The result is that, except for great dramatic national crises, such as the bank closings of 1933, the Nazi conquest of France in May 1940, the attack on Pearl Harbor, December 7, 1941, and the Communist attack on North Korea, June 24, 1950, the Senate and therefore the Congress of which it is an equal part are too often too late with too little to meet the rapidly developing problems, needs and opportunities of an age of atomic energy, automation, and a Communist expansionism that is bent upon and has repeatedly announced its intent to take over the entire world.
We can ill afford continued minority rule. National welfare, strength, security, and survival require the establishment of majority rule.
In the past 6 years since a subcommittee of the Senate Rules Committee conducted extensive hearings on rule XXII-in the course of which the present rule XXII was first denounced as unconstitutional-great progress has been made. The American people have a better understanding of the fact that, at the very core and heart of our Federal Government, majority rule is denied, frustrated, blocked and defeated by entrenched minority rule.
Much too much has been said and much too little has been done about changing rule XXII. The arguments for majority rule are clear; that rule XXII prevents majority rule is equally clear. The only real question is: What is going to be done about rule XXII?
II Although action by the Senate of the 85th Congress to make any substantial improvement in rule XXII is likely to be blocked by the veto power of a filibustering minority, we nevertheless urge that a test be made to determine whether rule XXII can be changed for the better during the life of a Congress.
We support Senate Resolution 17, introduced by Senators Douglas, Ives, and 12 others, which offers a close approach to majority rule by providing that filibusters may be broken after 15 calendar days by vote of a majority of the Senators "duly chosen and sworn."
Senate Resolution 17 also repeals the unconstitutional section 3 of the present rule XXII which attempts to fasten rule XXII upon the Senate to the end of time. That section attempted to legislate for eternity by providing that there shall be no limitation of debate on a motion to proceed to the consideration of a change in rule XXII or any other rule of the Senate.
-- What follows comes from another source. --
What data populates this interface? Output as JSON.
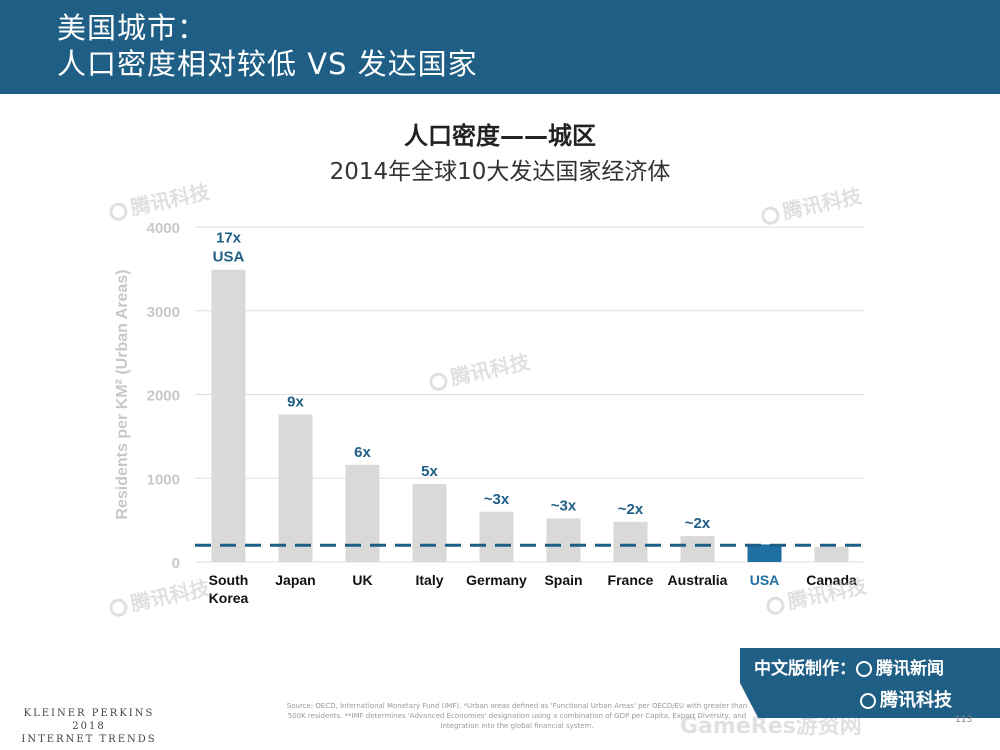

We oppose Senate Resolution 30, sponsored by the majority and minority leaders, for two reasons:
1. Its proposed lowering of the hurdle from 64 to two-thirds of those present and voting will amount to little or no reduction in the number of Senators who must be present and voting for cloture in order to break filibusters against such highly charged issues as the minimum civil-rights bill scheduled for floor debate the week of July 8, 1957.
The total vote last January 4 on the Anderson motion to adopt Senate rules (that is, to change rule XXII) was 93—38 for, 55 against. Two-thirds of 93 is 62. The same attendance for a rollcall on a motion to limit debate on a cirilrights bill would mean that 62 Senators would have to vote for cloture in order to break a filibuster. The strain and sweat of the fight to change rule XXII should yield better results than an uncertain gain of 2 votes that, with attendance of all 96 Senators, would shrink to no gain at all.
2. Section 3 of Senate Resolution 30, intentionally or otherwise, would, if adopted, put the Senate on record in an attempt to cancel Vice President Nixon's opinion, given to the Senate January 4, 1957, that section 3 of the present rule XXII is unconstitutional.
In saying that old rules shall continue until new rules are adopted, Senate Resolution 30's section 3 attempts to deprive the Senate of each new Congress. including the newly elected or reelected Senators, of their constitutional right to make rules for the conduct of the Senate's business.